Recognising the proliferation of new technological platforms that seek to capture 'worker voice' and labour exploitation across global supply chains, this project was geared towards understanding the various opportunities and constraints of different tech platforms in seven countries in Asia and the Americas. The research sought to complicate the premise that all 'worker voice' approaches are not the same, nor are they necessarily achieved through the same mechanisms as worker organising. Through qualitative case studies of ten technology-enabled 'worker voice' projects, the team generated a typology of different methods of 'worker voice', ranging from 'bottom up' worker-led strategies to 'top down' business, and non-profit enterprises for supply chain accountability.

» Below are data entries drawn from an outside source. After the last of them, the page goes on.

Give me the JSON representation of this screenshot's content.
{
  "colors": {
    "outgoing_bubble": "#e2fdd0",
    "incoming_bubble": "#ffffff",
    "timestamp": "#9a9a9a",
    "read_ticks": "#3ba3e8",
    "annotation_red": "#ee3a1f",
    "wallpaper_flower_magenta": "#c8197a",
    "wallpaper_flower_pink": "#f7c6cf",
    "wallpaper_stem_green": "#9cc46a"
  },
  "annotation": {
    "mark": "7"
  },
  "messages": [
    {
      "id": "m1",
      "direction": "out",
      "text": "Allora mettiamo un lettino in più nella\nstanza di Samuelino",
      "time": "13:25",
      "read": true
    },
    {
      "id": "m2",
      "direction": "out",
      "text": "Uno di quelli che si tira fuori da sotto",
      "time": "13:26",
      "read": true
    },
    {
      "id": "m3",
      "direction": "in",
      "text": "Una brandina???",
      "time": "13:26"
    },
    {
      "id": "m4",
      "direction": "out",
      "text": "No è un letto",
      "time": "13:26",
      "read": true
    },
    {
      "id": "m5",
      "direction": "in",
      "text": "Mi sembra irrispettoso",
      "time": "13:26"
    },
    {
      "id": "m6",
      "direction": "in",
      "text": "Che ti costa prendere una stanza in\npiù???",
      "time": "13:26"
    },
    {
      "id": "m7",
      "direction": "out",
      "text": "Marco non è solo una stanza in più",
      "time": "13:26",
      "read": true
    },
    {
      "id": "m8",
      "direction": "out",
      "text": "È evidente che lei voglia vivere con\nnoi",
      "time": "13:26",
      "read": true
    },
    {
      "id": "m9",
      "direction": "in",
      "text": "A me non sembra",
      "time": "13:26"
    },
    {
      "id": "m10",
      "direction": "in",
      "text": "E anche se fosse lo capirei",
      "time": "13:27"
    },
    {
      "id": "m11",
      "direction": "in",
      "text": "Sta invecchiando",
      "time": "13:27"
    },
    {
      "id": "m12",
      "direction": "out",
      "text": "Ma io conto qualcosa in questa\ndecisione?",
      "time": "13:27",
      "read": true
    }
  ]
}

The research findings have important implications for policy. The global proliferation of mobile-phone-based technologies in countries producing goods for global export - including SMS, smartphone apps, hotlines, polls, and other methods - offers exciting opportunities for collecting worker feedback to support corporate responsible sourcing. However, such technologies vary based on their fundamental relationship with, and commitment to, workers and businesses, which leads to varying impacts on workers’ lives. The research team has proposed a typology of 'worker voice' apps: i) due diligence-oriented technology tools, and ii) empowerment-oriented tools. Due diligence-oriented technology tools were found to help control risk in supply-chain hotspots, but rarely identified modern slavery due to gaining little trust from workers, and also due to business clients not being ready to expose or address modern slavery. Empowerment-oriented worker feedback tools tended to regularly identify modern slavery, forced labour and human trafficking, and assist exploited workers, but most had no connection to businesses' due diligence. 

Key ethical concerns were exposed as well, including the burden that some technology tools place on worker respondents, with insufficient benefits and safeguards to those vulnerable informant populations. The research findings suggest that tech-driven approaches to supply chain management must partner with a suite of worker-centred organisations so that new streams of funding do not displace 'traditional' labour organising in finding and addressing labour abuse. The project team has suggested that 'worker voice' should prioritise the role of workers into anti-trafficking interventions, rather than the business-run due diligence models.